Po pierwsze przedstawię czwarty model dyskusji w mojej odpowiedzi:
fit1,5 <- lm (r_2 ~ x_1 + x_2 + y_1)
Część 0
Różnicę między fit1 a fit1,5 najlepiej podsumować jako różnicę między ograniczoną różnicą a optymalną różnicą.
Użyję prostszego przykładu, aby to wyjaśnić niż ten podany powyżej. Zacznijmy od fit1.5. Prostsza wersja modelu to
Oczywiście, gdy otrzymamy oszacowanie OLS, znajdzie on „optymalny” wybór dla . I choć wydaje się to dziwne, pisanie jest takie, możemy przepisać formułę jako
Możemy to jako „optymalną” różnicę między dwiema zmiennymi .b 2 y 2 - b 2 · y 1 = b 0 + b 1 · x y
y2=b0+b1⋅x+b2⋅y1
b2y2−b2⋅y1=b0+b1⋅x
y
Teraz, jeśli zdecydujemy się na ograniczenie , wówczas formuła / model stanie się
co jest tylko (ograniczoną) różnicą.b2=1
y2−y1=b0+b1⋅x
Zauważ, że w powyższej demonstracji, jeśli pozwolisz być zmienną dychotomiczną, a będzie testem wstępnym, a parowaniem wyniku po teście, to model ograniczonej różnicy byłby tylko niezależnymi próbkami - test na zwiększenie wyników , podczas gdy optymalnym modelem różnic byłby test ANCOVA z wynikami przedtestowymi stosowanymi jako zmienne towarzyszące.xy1y2t
Część 1
Model fit2 najlepiej przemyśleć w podobny sposób, jak w przypadku podejścia różnicowego zastosowanego powyżej.
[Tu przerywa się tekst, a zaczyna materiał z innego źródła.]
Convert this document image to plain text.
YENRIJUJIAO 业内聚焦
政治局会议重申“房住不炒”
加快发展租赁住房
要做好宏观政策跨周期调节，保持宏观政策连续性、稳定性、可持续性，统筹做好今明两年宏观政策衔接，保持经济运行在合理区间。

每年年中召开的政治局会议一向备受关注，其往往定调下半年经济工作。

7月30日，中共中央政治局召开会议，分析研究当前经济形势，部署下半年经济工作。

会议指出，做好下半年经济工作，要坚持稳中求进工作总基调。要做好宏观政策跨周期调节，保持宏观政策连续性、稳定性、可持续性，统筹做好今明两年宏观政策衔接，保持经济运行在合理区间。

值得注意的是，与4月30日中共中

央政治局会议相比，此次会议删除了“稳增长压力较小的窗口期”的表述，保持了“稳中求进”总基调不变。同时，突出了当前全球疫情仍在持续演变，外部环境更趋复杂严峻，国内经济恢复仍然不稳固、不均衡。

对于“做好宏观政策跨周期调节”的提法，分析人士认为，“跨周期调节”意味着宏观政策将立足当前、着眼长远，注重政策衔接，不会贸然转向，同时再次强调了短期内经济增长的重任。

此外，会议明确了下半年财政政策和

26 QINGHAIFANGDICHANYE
Chociaż jest to nadmierne uproszczenie (ponieważ celowo terminy błędów), model można przedstawić jako
gdzie dla wartości dla wartości . Oto uproszczenie ...
Napisano w inny sposób, . Podczas gdy model fit1.5 miał wartość jako wartość optymalną dla analizy OLS, tutaj
y=b0+b1⋅x+b2⋅t
t=0y1t=1y2 r2-y1=b2b2b2ry1y2=b0+b1⋅x=b0+b1⋅x+b2
y2−y1=b2b2b2jest zasadniczo tylko średnią różnicą między wartościami (po skontrolowaniu innych zmiennych towarzyszących).
y
Część 2
Więc jaka jest różnica między modelami fit2 i fit3 ... właściwie bardzo niewiele. Model fit3 uwzględnia korelację pod względem błędów, ale to tylko zmienia proces estymacji, a zatem różnice między dwoma wyjściami modelu będą minimalne (poza faktem, że fit3 szacuje czynnik autoregresyjny).
Część 2.5
I do tej dyskusji dołączę jeszcze jeden model
fit4 <- lmer (y ~ czas + x1 + x2 + (1 | id), dane = df. długi)
Ten model z mieszanymi efektami robi nieco inną wersję podejścia autoregresyjnego. Gdybyśmy mieli uwzględnić współczynnik czasu w efektach losowych, byłoby to porównywalne do obliczenia różnicy między dla każdego pacjenta. (Ale to nie zadziała ... i model nie będzie działać.)y
Holland, Paul & Donald Rubin. 1983. On Lord’s Paradox. In Principles of modern psychological measurement: A festchrift for Frederic M. Lord edited by Wainer, Howard & Samuel Messick pgs:3-25. Lawrence Erlbaum Associates. Hillsdale, NJ.